The consortium is Plasticell's attempt to tap into academia to boost its manufacturing approaches. The group will use Plasticell's combinatorial cell culture screening platform, CombiCult, to improve lentiviral delivery to hematopoietic stem cells, with the aim of expanding the number of corrected cells outside the body.
"There are a number of highly promising gene therapy targets currently under investigation globally but in order to commercialize these potential cures, the industry urgently needs to find better ways of manufacturing therapeutic products," said Yen Choo, founder and executive chair of Plasticell, in a statement.
"We have previously used CombiCult to develop cell culture media that expand hematopoietic stem cells and, separately, methods that enhance lentiviral delivery to target cell types. This new collaboration provides us with the opportunity to perform advanced screens using peripheral blood-derived target stem cells and clinical-grade lentivirus to develop an efficient and cost-effective platform for autologous ex vivo gene therapy applications," said Choo.
Plasticell has already worked with Adrien Thrasher at University College London's Institute of Child Health to develop gene therapies for severe combined immunodeficiencies (SCIDs), Wiscott-Aldrich syndrome (WAS) and chronic granulomatous disease.

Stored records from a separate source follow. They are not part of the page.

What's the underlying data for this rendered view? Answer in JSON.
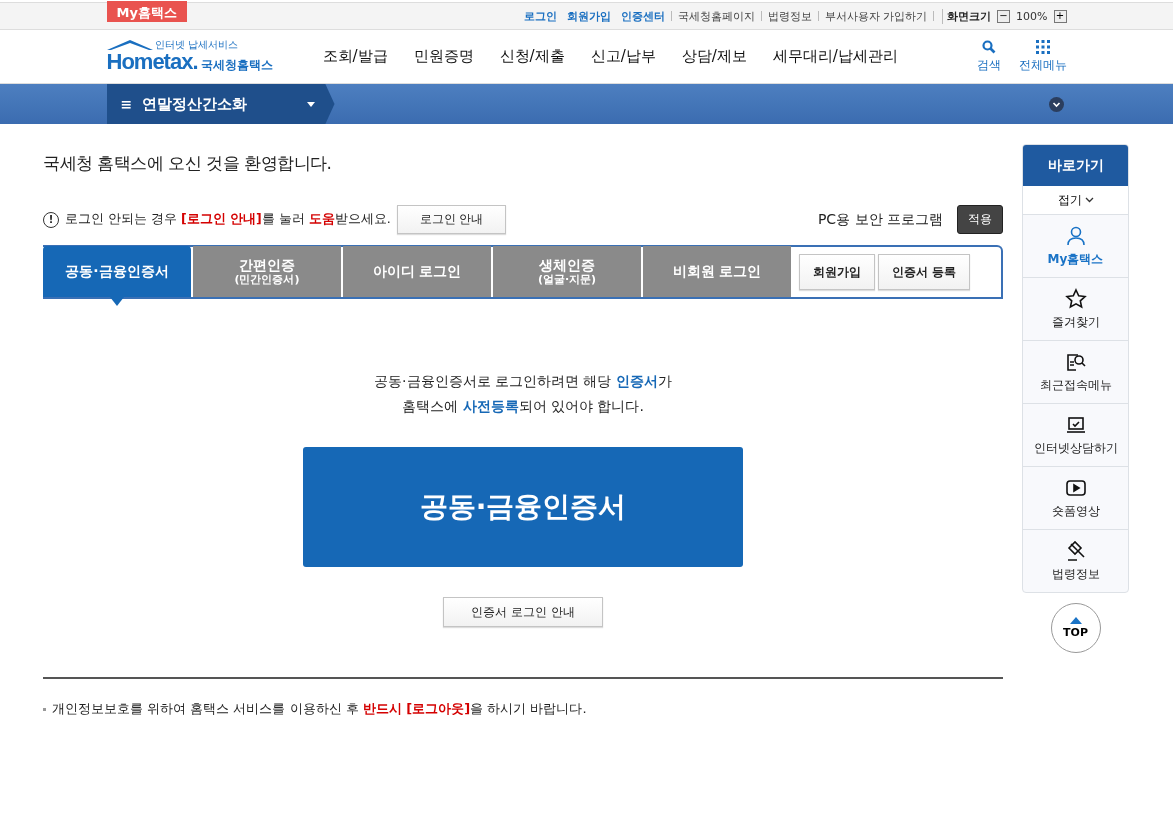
{
  "top_bar": {
    "my_tab": "My홈택스",
    "links": [
      {
        "label": "로그인",
        "kind": "strong"
      },
      {
        "label": "회원가입",
        "kind": "strong"
      },
      {
        "label": "인증센터",
        "kind": "strong"
      },
      {
        "label": "국세청홈페이지",
        "kind": "plain"
      },
      {
        "label": "법령정보",
        "kind": "plain"
      },
      {
        "label": "부서사용자 가입하기",
        "kind": "plain"
      }
    ],
    "zoom_label": "화면크기",
    "zoom_minus": "−",
    "zoom_value": "100%",
    "zoom_plus": "+"
  },
  "header": {
    "logo_small": "인터넷 납세서비스",
    "logo_main": "Hometax.",
    "logo_sub": "국세청홈택스",
    "menu": [
      "조회/발급",
      "민원증명",
      "신청/제출",
      "신고/납부",
      "상담/제보",
      "세무대리/납세관리"
    ],
    "search": "검색",
    "all_menu": "전체메뉴"
  },
  "breadcrumb": {
    "menu_icon": "≡",
    "title": "연말정산간소화"
  },
  "welcome": "국세청 홈택스에 오신 것을 환영합니다.",
  "help": {
    "icon": "!",
    "segments": [
      {
        "text": "로그인 안되는 경우 ",
        "kind": "plain"
      },
      {
        "text": "[로그인 안내]",
        "kind": "red"
      },
      {
        "text": "를 눌러 ",
        "kind": "plain"
      },
      {
        "text": "도움",
        "kind": "red"
      },
      {
        "text": "받으세요.",
        "kind": "plain"
      }
    ],
    "button": "로그인 안내"
  },
  "security": {
    "label": "PC용 보안 프로그램",
    "button": "적용"
  },
  "tabs": [
    {
      "label": "공동·금융인증서",
      "selected": true
    },
    {
      "label": "간편인증",
      "sub": "(민간인증서)",
      "selected": false
    },
    {
      "label": "아이디 로그인",
      "selected": false
    },
    {
      "label": "생체인증",
      "sub": "(얼굴·지문)",
      "selected": false
    },
    {
      "label": "비회원 로그인",
      "selected": false
    }
  ],
  "side_buttons": [
    "회원가입",
    "인증서 등록"
  ],
  "notice_lines": [
    [
      {
        "text": "공동·금융인증서로 로그인하려면 해당 ",
        "kind": "plain"
      },
      {
        "text": "인증서",
        "kind": "blue"
      },
      {
        "text": "가",
        "kind": "plain"
      }
    ],
    [
      {
        "text": "홈택스에 ",
        "kind": "plain"
      },
      {
        "text": "사전등록",
        "kind": "blue"
      },
      {
        "text": "되어 있어야 합니다.",
        "kind": "plain"
      }
    ]
  ],
  "main_button": "공동·금융인증서",
  "guide_button": "인증서 로그인 안내",
  "footer_note": [
    {
      "text": "개인정보보호를 위하여 홈택스 서비스를 이용하신 후 ",
      "kind": "plain"
    },
    {
      "text": "반드시 [로그아웃]",
      "kind": "red"
    },
    {
      "text": "을 하시기 바랍니다.",
      "kind": "plain"
    }
  ],
  "quick": {
    "title": "바로가기",
    "collapse": "접기",
    "items": [
      {
        "label": "My홈택스",
        "kind": "person",
        "active": true
      },
      {
        "label": "즐겨찾기",
        "kind": "star",
        "active": false
      },
      {
        "label": "최근접속메뉴",
        "kind": "doc-search",
        "active": false
      },
      {
        "label": "인터넷상담하기",
        "kind": "laptop",
        "active": false
      },
      {
        "label": "숏폼영상",
        "kind": "play",
        "active": false
      },
      {
        "label": "법령정보",
        "kind": "gavel",
        "active": false
      }
    ],
    "top": "TOP"
  }
}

The biotech has a history of collaborations with research groups. In March 2017, the biotech signed agreements with the Agency for Science, Technology and Research (A*STAR) and the Nanyang Technological University (NTU), both in Singapore, to create engineered cell lines for cell therapy development and for drug discovery screening.
In April 2017, Plasticell partnered with King's College London to move its artificial blood platelet product, manufactured from pluripotent stem cells, forward through preclinical development. In December 2017, Anthony Nolan, a research organization working on blood cancers, signed a deal to work with Plasticell to move the biotech's ex vivo expanded cord blood-derived hematopoietic stem cell product forward through clinical development.
The deals aren't just academic. Also in 2017, GlaxoSmithKline and Plasticell hooked up. The British pharma giant is using CombiCult to optimize the differentiation of induced pluripotent stem cells (iPSCs) into specific blood cells.